Opportunities for Fame, not so much Fortune
We want to end the article on a positive note and conclude with some of these perspectives and fun facts.
- Charles Darwin was a Marine Biologist – It’s not likely you will be the next Darwin (for better or worse) but there is always the possibility you will do something to make a seismic shift in the future of Marine Biology. He did write a book and all, so make sure your writing skills are above average. The more dramatic, the better.
- You might extend your career tentacles into the area of medical science – Ocean life and the ocean in general is being explored for solutions to many human diseases. Sea squirts are used in the treatment of some types of cancer (the medical field of oncology). If you see a lot of doctor-types hanging around the facility, be sure to try and find out what is going on.

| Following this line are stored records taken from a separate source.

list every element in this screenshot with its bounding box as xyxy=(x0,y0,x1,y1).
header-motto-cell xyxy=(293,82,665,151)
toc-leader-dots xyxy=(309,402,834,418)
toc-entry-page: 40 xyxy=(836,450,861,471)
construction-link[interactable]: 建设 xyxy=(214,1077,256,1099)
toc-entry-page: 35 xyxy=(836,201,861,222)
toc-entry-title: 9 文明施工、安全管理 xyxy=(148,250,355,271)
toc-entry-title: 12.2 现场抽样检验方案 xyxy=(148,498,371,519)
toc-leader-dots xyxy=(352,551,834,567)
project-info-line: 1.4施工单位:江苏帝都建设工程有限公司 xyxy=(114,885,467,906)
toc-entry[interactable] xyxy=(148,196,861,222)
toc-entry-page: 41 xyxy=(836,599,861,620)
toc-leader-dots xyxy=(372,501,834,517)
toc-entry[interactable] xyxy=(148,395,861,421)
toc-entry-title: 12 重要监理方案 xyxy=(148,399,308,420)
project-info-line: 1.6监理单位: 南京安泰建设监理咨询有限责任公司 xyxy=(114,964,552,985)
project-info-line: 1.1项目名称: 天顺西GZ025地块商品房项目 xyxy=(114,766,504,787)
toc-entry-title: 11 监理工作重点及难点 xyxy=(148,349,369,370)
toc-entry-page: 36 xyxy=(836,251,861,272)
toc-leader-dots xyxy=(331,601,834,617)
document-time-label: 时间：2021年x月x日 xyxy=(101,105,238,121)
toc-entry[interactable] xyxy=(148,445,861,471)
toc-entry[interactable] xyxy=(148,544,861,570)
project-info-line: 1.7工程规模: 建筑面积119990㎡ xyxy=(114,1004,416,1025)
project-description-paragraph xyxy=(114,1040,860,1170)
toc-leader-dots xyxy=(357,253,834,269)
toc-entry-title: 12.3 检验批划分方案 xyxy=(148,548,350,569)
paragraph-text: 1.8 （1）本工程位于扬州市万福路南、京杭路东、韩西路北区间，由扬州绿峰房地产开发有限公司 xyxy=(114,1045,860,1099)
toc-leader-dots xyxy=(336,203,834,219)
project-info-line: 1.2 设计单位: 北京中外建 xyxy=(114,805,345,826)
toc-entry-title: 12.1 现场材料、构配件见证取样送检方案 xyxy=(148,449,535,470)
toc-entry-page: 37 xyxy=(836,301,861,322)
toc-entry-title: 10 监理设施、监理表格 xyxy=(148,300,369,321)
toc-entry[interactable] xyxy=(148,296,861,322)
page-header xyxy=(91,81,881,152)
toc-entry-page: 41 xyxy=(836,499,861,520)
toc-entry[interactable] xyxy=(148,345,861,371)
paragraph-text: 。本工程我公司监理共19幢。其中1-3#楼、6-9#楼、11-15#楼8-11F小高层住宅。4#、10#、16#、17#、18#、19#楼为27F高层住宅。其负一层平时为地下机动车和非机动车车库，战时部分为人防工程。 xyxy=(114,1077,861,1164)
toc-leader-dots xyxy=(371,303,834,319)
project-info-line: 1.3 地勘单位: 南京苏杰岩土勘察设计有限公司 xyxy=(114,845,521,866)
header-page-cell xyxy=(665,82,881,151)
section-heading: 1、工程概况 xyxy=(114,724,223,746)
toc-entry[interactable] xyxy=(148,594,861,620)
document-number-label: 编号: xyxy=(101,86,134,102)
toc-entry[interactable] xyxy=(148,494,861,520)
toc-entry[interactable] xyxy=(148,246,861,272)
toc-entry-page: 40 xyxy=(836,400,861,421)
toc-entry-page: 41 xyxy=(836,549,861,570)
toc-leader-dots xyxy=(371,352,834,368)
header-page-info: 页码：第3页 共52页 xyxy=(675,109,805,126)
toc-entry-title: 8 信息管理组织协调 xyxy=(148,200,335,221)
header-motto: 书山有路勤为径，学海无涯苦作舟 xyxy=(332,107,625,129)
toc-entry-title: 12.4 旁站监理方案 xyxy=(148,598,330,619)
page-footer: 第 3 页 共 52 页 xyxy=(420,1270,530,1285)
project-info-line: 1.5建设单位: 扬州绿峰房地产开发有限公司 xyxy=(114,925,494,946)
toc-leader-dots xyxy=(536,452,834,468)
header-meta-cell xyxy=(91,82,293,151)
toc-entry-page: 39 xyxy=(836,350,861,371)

- You might make it on to the Discovery Channel to debunk a myth– This is largely an ego thing since you are not going to get paid very much. But aquatic species such as sharks, whales, and dolphins are often a subject of interest to the general public. You will be able to broadcast that presumed useless piece of information you have known for years into a 15 minutes of fame video. By the way, did you know a group of dolphins is called a pod?
An Objective Assessment
To close on a serious note, choosing a career as a Marine Biologist is something you really need to love before doing your homework on the best colleges to attend. Practically speaking, you are looking at a minimum of 6 years of college. If you can manage to graduate without taking out any student loans, you will have more choices of where to work than graduates who starting looking for a position saddled with thousands of dollars in debt. If you live near an ocean you might be able to get some real world experience that you can connect to your degree and use it as a resume builder.
If you choose to work for the government, which is where most Marine Biologists are employed, you have to know and be prepared for what that involves regarding your career. You will make a decent wage, but at the state level you can find yourself looking for another job if the politicians are unable to rein in their spending habits. At that point you will learn that most people are really indifferent to your line of work.